When I was a kid we didn't have a lot of pictures on the walls. But we had magazines--Life, Look, Saturday Evening Post--and I began to be aware of photography. Then when I was about eight, I got the flu. It was bad, really bad. I was home from school for weeks.
"I can't just stay and play with you," Mom said. "I have the house to clean, and the cooking and laundry to do. So here, you can read these, or just look at the pictures." And with that, she dumped a whole arm load of yellow-covered magazines on the foot of my bed.
They were National Geographics, and in two minutes I was totally in love with photography. Bright, colorful, photography. Images that leap off the page and grab you by the eyeballs and yank you into a faraway corner of the world. The only thing I didn't like about that magazine was their signature color: to me it meant school buses, and that meant long dreary hours in the classroom instead of at large, roaming the world at my own sweet will.
Now as an adult, I hate mail with a passion, but traveling from place to place I often have to sort through a huge bin of it that has accumulated at the post office. Junk, junk, and more...but wait! ... there's that bright yellow border that means my National Geographic has arrived. A jewel hidden under the dross!
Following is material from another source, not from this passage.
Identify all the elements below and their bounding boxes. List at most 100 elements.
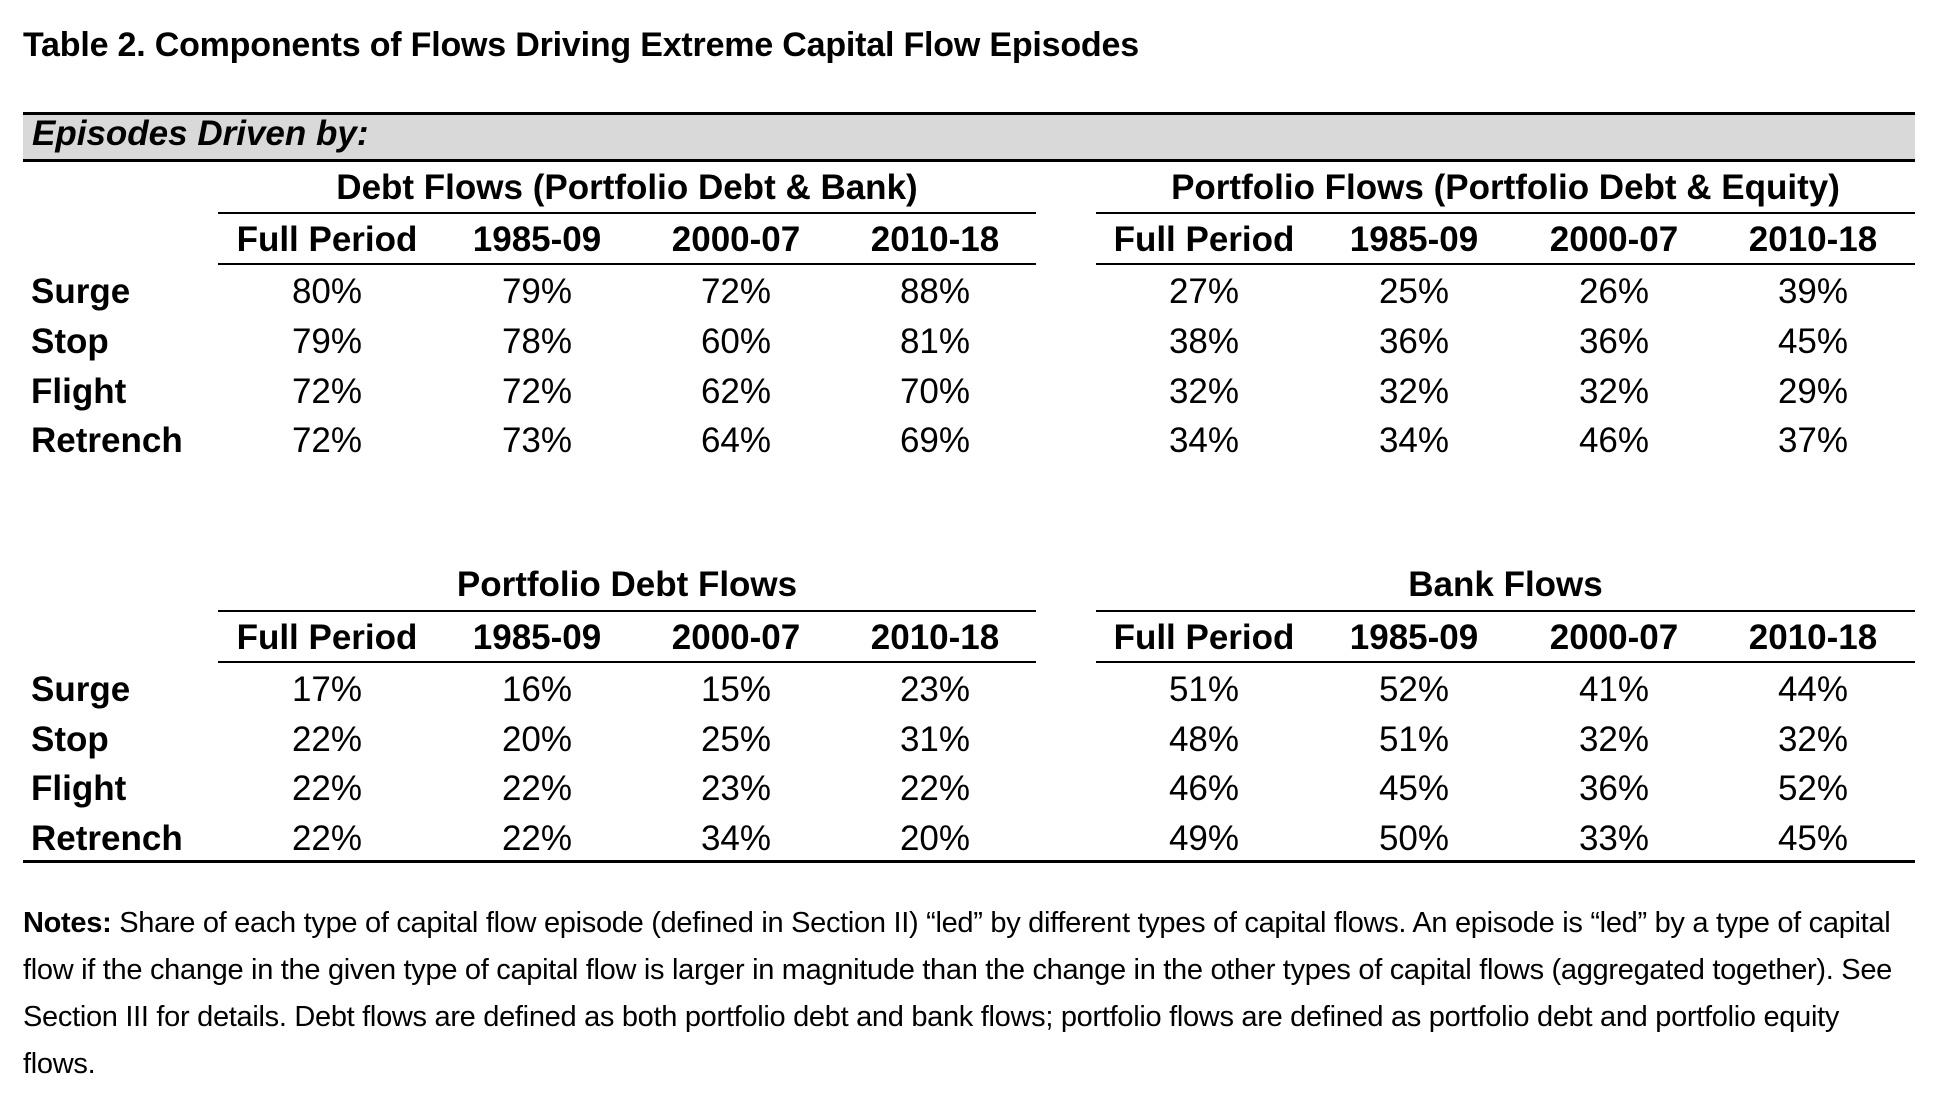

In setting up my business, and choosing a design for the website, I had intended to go with a medium grey, since that's the classic neutral used by most professional photographers. But my favorite color all my life has been a lovely blue-green, in any shade from deep teal to pale Tiffany blue. Did I dare move away from the neutral? Of course! I am not your ordinary photographer, and I don't like grey all that much. If National Geographic can make a go of it with a horrible color like school-bus yellow, then it's a lovely shade of aqua for me. Wait! no, not one shade. I'll take 'em all.